Large plastic ones from Dadant. No heat. Work okay as long as you don't leave honey in it long enuf to crystalize.


----------



## Bodhi (Aug 30, 2009)

Got an item number, Mark? All I see in the book for plastic is the 5-gallon size.


----------



## sqkcrk (Dec 10, 2005)

No. But I have seen one the size of a trash can.


----------



## Bodhi (Aug 30, 2009)

sqkcrk said:


> trash can.


Hmmm...


----------



## brac (Sep 30, 2009)

I've never seen, a food grade trash can.


----------



## FindlayBee (Aug 2, 2009)

Maybe something like they offer here would work: http://www.usplastic.com/catalog/default.aspx?catid=459&parentcatid=458


----------



## Bodhi (Aug 30, 2009)

Rubbermaid's Brute, found on the link above, are food-grade and they are sold as "trash containers". I know home winemakers use them for a cheap primary fermenter sometimes. I know Lowes carries the large ones, but who says I gotta fill up it all the way?


----------



## HONEYDEW (Mar 9, 2007)

The white 10 gallon Rubermaid brute garbage can with the white lid is USDA food grade then put the bottling valve in and good to go or this isn't to spendy...http://www.bee-outside.com/storagetankwithhoneygate.aspx .. or this.. https://www.dadant.com/catalog/product_info.php?cPath=35_73&products_id=430


----------



## sqkcrk (Dec 10, 2005)

brac said:


> I've never seen, a food grade trash can.

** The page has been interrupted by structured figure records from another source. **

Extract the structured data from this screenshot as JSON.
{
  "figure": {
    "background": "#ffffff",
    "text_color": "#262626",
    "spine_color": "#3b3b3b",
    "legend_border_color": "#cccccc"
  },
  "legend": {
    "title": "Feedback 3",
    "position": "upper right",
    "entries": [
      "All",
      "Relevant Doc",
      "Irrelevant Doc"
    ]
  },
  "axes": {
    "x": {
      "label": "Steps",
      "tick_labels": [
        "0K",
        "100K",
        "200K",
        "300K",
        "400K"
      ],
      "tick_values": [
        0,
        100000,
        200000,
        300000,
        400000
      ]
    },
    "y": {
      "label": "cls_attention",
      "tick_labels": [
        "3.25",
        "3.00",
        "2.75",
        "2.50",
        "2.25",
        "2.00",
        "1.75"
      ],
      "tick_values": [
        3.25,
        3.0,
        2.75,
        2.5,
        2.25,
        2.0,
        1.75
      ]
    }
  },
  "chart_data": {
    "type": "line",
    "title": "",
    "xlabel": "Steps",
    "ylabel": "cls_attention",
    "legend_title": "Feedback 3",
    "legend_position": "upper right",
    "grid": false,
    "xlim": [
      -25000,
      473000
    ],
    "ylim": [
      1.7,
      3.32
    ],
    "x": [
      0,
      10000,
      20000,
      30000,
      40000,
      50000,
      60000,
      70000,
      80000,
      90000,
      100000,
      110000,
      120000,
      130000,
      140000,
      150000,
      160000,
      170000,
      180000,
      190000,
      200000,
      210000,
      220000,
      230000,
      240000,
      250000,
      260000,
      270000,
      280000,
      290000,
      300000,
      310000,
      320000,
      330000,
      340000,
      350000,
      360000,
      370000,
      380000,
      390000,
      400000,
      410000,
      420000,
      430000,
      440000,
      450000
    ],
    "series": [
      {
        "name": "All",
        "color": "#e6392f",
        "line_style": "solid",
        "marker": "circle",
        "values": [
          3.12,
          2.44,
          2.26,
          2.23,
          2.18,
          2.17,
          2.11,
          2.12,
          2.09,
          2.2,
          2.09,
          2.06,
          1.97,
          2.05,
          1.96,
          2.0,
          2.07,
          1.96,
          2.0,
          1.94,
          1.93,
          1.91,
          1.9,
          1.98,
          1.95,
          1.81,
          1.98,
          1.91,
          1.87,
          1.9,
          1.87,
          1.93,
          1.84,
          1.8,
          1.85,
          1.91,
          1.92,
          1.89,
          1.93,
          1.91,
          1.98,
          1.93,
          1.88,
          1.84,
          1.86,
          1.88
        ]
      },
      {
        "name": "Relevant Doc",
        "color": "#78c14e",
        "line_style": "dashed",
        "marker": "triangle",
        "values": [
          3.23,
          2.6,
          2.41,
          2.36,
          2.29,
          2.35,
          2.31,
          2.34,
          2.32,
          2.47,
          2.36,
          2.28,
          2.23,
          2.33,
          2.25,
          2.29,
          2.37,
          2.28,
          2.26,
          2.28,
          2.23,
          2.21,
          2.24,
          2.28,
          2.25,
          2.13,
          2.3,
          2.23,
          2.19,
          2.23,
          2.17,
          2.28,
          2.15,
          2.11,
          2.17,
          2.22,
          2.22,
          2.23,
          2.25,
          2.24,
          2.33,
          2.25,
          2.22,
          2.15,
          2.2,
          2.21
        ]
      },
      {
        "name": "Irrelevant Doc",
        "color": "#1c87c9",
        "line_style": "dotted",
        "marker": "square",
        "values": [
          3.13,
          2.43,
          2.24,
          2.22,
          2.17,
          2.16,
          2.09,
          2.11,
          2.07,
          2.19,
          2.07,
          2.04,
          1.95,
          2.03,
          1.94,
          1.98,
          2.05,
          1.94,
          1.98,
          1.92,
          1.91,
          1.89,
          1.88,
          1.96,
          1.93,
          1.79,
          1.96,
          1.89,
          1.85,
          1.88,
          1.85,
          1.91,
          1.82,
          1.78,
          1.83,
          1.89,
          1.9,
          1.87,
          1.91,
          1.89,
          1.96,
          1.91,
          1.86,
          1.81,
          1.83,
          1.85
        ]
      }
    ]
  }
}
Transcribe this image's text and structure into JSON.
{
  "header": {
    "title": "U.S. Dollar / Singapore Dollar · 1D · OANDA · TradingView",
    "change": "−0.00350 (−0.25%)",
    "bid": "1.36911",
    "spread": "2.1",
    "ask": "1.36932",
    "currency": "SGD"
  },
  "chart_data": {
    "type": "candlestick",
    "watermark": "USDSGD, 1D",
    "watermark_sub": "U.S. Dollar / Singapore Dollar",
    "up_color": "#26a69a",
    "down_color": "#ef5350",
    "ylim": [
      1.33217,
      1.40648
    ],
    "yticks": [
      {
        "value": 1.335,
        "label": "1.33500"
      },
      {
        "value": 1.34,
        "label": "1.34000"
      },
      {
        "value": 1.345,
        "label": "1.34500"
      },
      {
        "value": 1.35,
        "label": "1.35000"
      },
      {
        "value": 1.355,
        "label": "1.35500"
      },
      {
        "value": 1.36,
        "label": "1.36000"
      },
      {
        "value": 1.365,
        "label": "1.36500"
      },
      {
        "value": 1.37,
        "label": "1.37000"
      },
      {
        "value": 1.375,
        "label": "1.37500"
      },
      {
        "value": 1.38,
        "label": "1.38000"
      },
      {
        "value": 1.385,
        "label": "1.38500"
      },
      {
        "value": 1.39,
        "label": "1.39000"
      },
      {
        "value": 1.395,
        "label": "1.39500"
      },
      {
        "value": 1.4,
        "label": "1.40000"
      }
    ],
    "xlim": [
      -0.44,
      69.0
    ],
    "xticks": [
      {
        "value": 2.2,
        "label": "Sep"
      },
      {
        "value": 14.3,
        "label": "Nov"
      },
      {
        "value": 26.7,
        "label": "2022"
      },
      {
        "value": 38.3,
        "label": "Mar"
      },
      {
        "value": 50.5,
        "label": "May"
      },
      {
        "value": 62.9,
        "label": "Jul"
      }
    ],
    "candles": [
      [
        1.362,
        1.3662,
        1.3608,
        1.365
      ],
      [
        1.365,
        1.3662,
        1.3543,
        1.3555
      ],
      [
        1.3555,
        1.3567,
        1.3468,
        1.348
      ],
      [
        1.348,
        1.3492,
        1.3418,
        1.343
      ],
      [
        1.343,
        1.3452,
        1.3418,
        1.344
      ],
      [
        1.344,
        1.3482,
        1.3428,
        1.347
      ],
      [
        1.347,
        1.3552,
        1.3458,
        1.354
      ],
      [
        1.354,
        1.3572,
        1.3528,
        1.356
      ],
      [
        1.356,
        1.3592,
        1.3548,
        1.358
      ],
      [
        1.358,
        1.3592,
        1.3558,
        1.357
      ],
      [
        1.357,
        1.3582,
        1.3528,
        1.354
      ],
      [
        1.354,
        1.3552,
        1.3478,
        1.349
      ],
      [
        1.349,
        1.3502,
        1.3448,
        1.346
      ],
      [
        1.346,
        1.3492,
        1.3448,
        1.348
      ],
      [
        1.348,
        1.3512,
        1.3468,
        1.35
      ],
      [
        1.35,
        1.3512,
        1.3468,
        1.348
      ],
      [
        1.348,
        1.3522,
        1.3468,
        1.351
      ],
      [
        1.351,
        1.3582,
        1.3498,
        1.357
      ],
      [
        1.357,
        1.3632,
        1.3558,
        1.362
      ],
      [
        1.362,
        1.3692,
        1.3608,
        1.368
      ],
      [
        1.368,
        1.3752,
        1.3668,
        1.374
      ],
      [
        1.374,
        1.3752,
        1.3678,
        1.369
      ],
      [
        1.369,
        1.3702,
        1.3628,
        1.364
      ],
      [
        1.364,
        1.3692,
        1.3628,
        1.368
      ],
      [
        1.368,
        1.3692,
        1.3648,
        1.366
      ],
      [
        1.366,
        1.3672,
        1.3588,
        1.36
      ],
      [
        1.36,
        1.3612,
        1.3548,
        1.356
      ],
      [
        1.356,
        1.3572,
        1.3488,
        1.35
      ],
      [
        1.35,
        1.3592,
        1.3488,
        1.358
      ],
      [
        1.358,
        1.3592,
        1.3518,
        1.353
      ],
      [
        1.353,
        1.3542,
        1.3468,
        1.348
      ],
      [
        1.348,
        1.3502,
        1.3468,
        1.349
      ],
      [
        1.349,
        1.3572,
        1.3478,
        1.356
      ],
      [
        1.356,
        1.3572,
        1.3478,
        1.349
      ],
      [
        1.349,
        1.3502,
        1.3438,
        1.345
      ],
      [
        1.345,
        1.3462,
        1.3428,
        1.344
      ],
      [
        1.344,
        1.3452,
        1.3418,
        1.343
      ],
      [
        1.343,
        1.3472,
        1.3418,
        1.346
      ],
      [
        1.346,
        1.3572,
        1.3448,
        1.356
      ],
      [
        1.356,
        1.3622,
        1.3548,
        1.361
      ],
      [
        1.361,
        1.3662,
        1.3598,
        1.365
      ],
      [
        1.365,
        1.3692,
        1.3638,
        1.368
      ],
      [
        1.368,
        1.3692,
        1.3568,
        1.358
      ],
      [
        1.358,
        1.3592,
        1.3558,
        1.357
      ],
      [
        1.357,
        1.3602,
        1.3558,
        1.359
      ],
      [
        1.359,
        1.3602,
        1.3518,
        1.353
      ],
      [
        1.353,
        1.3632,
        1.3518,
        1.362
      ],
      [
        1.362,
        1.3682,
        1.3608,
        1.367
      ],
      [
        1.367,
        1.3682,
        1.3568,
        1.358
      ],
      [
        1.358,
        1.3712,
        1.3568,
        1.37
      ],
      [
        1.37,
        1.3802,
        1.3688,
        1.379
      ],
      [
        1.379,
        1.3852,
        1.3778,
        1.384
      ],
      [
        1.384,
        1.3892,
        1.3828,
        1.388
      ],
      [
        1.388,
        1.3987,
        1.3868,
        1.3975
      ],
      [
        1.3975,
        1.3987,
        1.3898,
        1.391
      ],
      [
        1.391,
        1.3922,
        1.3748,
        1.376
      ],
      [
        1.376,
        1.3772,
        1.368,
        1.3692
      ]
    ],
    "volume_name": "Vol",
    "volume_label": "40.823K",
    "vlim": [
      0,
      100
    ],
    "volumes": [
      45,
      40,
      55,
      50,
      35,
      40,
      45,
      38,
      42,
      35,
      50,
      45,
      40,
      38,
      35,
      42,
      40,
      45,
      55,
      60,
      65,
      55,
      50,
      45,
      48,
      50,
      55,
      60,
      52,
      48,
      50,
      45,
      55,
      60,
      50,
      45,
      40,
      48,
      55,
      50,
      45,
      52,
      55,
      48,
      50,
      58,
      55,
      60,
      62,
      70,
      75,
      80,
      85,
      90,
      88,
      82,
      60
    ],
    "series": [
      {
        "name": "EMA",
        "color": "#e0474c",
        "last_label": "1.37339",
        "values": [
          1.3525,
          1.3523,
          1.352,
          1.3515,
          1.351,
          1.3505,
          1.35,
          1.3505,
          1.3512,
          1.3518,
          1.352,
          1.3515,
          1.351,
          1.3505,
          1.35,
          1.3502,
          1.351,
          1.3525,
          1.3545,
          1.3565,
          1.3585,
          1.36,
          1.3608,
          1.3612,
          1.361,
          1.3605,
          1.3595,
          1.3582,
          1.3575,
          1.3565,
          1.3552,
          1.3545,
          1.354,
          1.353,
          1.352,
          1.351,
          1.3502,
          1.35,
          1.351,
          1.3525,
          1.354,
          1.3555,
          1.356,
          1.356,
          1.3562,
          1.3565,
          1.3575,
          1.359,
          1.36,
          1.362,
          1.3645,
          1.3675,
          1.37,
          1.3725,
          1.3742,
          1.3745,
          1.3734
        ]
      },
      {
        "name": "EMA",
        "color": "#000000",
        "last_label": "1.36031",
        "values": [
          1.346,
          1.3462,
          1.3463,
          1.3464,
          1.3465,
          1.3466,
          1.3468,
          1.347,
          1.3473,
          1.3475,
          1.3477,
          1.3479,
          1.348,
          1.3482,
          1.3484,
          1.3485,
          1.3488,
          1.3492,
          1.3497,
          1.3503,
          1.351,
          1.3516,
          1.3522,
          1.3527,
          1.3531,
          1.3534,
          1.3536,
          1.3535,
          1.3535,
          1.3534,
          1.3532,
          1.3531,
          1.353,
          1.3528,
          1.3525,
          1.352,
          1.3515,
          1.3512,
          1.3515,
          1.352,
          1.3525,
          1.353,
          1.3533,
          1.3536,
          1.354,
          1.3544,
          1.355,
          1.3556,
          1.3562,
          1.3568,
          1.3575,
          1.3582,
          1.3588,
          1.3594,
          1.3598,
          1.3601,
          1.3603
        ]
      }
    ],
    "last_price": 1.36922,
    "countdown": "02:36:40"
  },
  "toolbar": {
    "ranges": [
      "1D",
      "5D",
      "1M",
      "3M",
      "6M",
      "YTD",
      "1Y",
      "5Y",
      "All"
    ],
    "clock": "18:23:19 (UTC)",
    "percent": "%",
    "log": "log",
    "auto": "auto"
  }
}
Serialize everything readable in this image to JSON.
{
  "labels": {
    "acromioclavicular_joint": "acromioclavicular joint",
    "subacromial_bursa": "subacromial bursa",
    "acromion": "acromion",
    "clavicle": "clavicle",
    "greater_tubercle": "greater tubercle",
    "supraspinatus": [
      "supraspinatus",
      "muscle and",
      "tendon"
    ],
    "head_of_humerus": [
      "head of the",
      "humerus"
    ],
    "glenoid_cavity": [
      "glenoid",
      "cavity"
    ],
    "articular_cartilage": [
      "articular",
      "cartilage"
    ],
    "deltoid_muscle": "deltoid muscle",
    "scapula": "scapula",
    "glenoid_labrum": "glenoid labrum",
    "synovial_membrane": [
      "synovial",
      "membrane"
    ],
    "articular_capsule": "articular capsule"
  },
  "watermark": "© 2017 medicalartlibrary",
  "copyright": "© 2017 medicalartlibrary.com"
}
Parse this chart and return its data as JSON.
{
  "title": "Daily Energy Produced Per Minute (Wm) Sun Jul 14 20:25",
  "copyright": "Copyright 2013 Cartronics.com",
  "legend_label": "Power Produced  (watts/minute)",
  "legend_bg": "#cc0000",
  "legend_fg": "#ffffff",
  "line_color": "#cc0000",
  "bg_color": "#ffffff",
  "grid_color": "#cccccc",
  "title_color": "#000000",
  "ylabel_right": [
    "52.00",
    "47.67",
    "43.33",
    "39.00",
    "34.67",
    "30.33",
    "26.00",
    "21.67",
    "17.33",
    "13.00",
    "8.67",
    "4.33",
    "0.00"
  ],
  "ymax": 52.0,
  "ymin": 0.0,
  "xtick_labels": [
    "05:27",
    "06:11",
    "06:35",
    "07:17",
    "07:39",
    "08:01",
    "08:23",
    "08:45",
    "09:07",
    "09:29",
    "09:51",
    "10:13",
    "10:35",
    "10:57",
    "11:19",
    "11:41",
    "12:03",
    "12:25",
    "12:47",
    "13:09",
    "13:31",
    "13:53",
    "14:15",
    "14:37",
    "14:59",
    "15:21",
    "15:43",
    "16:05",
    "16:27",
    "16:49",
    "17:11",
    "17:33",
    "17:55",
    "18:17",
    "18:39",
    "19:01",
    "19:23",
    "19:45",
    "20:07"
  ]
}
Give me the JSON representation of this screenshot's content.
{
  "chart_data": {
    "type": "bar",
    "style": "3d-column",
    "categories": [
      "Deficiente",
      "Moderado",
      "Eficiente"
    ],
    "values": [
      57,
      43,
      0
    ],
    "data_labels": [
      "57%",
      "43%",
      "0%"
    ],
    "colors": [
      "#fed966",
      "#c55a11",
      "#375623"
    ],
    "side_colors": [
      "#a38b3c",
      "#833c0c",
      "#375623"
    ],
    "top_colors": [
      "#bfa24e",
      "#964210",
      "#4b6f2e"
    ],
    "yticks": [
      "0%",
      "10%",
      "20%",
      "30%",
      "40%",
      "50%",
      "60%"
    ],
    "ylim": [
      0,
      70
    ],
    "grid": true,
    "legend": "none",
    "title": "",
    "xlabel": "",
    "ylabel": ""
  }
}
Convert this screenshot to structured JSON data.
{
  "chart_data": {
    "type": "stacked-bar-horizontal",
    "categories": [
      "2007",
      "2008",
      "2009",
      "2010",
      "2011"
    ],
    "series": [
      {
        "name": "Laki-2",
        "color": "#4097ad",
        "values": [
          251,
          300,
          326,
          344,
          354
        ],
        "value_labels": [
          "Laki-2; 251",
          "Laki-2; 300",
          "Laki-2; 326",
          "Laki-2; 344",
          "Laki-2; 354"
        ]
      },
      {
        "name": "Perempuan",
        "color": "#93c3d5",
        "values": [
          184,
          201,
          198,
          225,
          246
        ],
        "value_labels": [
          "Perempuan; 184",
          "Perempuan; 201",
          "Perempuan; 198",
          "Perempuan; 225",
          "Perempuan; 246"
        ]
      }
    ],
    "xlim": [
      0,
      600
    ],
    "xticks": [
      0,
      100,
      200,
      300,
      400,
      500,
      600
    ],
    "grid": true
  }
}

I didn't say it was a trash can, it was the size of a trash can. 

HONEYDEW has your answer.


----------



## Jim Stevens (Jan 15, 2007)

This is a ten gal FG containerhttp://www.usplastic.com/catalog/item.aspx?itemid=63277&catid=574

I have purchased several Items from US plastic, with no problems.

Here is the Trash can lookalike, that sqkcrk is talking about I think!
http://www.usplastic.com/catalog/item.aspx?itemid=24999


----------



## bigdog (Dec 5, 2010)

We made ours out of a stainless steel beer keg after a party. Works great.


----------



## MAXANT (Sep 13, 2008)

I need to have more keg parties!


----------



## StevenG (Mar 27, 2009)

When and where? I'll bring the chips! :banana:


----------



## Ledge (Dec 15, 2010)

Breweries get pissy when you steal their kegs. The deposit you make isn't a purchase, merely a loan agreement. It costs much more to replace a keg than the deposit price.


----------